Start by numbering the bottom of all your pages. This is a really important step for proper indexing. 

Once you’ve done that, go on your first page and write down a list of topics you want to journal on and have them under the title of index. You want to make all pages first before numbering your index.

Beside each topic, write the corresponding page number you can find that topic on for easy reference.

Your future log comes after the index and it takes the next four pages. 

Mark the top the current year and draw 2 equal horizontal lines on all four pages making 3 segments on each page.

Once you do that, label each segment on the first page January, February, and March. Repeat this process on the other segments left till you get to December. 



This calendar is for things like birthdays, travel, or even goals you want to revisit later in the year.

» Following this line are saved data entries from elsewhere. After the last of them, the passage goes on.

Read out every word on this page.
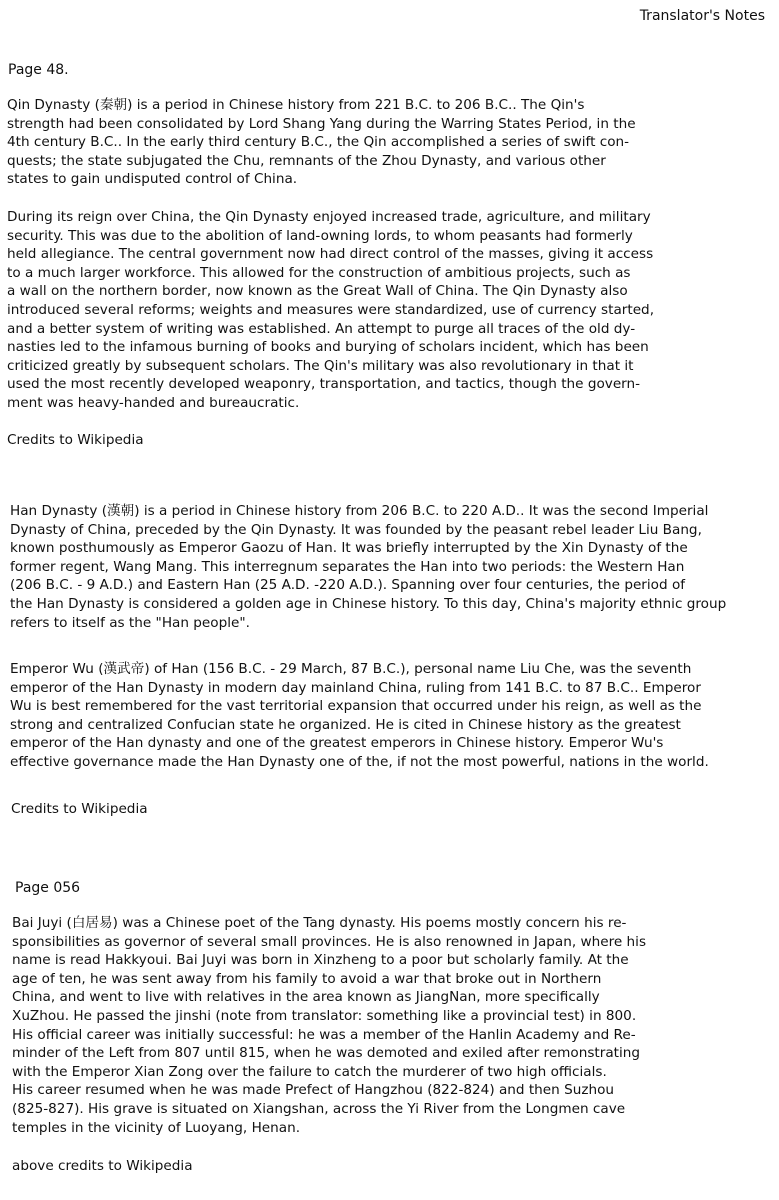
Translator's Notes
Page 48.
Qin Dynasty (秦朝) is a period in Chinese history from 221 B.C. to 206 B.C.. The Qin's
strength had been consolidated by Lord Shang Yang during the Warring States Period, in the
4th century B.C.. In the early third century B.C., the Qin accomplished a series of swift con-
quests; the state subjugated the Chu, remnants of the Zhou Dynasty, and various other
states to gain undisputed control of China.
During its reign over China, the Qin Dynasty enjoyed increased trade, agriculture, and military
security. This was due to the abolition of land-owning lords, to whom peasants had formerly
held allegiance. The central government now had direct control of the masses, giving it access
to a much larger workforce. This allowed for the construction of ambitious projects, such as
a wall on the northern border, now known as the Great Wall of China. The Qin Dynasty also
introduced several reforms; weights and measures were standardized, use of currency started,
and a better system of writing was established. An attempt to purge all traces of the old dy-
nasties led to the infamous burning of books and burying of scholars incident, which has been
criticized greatly by subsequent scholars. The Qin's military was also revolutionary in that it
used the most recently developed weaponry, transportation, and tactics, though the govern-
ment was heavy-handed and bureaucratic.
Credits to Wikipedia
Han Dynasty (漢朝) is a period in Chinese history from 206 B.C. to 220 A.D.. It was the second Imperial
Dynasty of China, preceded by the Qin Dynasty. It was founded by the peasant rebel leader Liu Bang,
known posthumously as Emperor Gaozu of Han. It was briefly interrupted by the Xin Dynasty of the
former regent, Wang Mang. This interregnum separates the Han into two periods: the Western Han
(206 B.C. - 9 A.D.) and Eastern Han (25 A.D. -220 A.D.). Spanning over four centuries, the period of
the Han Dynasty is considered a golden age in Chinese history. To this day, China's majority ethnic group
refers to itself as the "Han people".
Emperor Wu (漢武帝) of Han (156 B.C. - 29 March, 87 B.C.), personal name Liu Che, was the seventh
emperor of the Han Dynasty in modern day mainland China, ruling from 141 B.C. to 87 B.C.. Emperor
Wu is best remembered for the vast territorial expansion that occurred under his reign, as well as the
strong and centralized Confucian state he organized. He is cited in Chinese history as the greatest
emperor of the Han dynasty and one of the greatest emperors in Chinese history. Emperor Wu's
effective governance made the Han Dynasty one of the, if not the most powerful, nations in the world.
Credits to Wikipedia
Page 056
Bai Juyi (白居易) was a Chinese poet of the Tang dynasty. His poems mostly concern his re-
sponsibilities as governor of several small provinces. He is also renowned in Japan, where his
name is read Hakkyoui. Bai Juyi was born in Xinzheng to a poor but scholarly family. At the
age of ten, he was sent away from his family to avoid a war that broke out in Northern
China, and went to live with relatives in the area known as JiangNan, more specifically
XuZhou. He passed the jinshi (note from translator: something like a provincial test) in 800.
His official career was initially successful: he was a member of the Hanlin Academy and Re-
minder of the Left from 807 until 815, when he was demoted and exiled after remonstrating
with the Emperor Xian Zong over the failure to catch the murderer of two high officials.
His career resumed when he was made Prefect of Hangzhou (822-824) and then Suzhou
(825-827). His grave is situated on Xiangshan, across the Yi River from the Longmen cave
temples in the vicinity of Luoyang, Henan.
above credits to Wikipedia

Again, you don’t have to fill it out in detail right away; you just need to set up the pages for it, and then you’ll add to it as needed later.


Once you do this, you can create Modules to track specific big things you want to work on.  Like a list of books, sports, classes to take, etc.




And if you decide you want to add more modules later on, you can just create them wherever you want. Just add the page number to your index so you can easily find them later on.


There are tons of cool layouts for these pages on Pinterest, but the simplest way to do the monthly calendar is to just list all the dates down the left side of the page. Then you can write in the bigger stuff — travel, birthday, important meetings, etc.


That’s it. This is all you need to know for starting a bullet journal in a nutshell. This post might seem lengthy but the actual process of decorating your bullet journal is extremely simple and can be quick. How much time you spend on it depends on how much you love to decorate.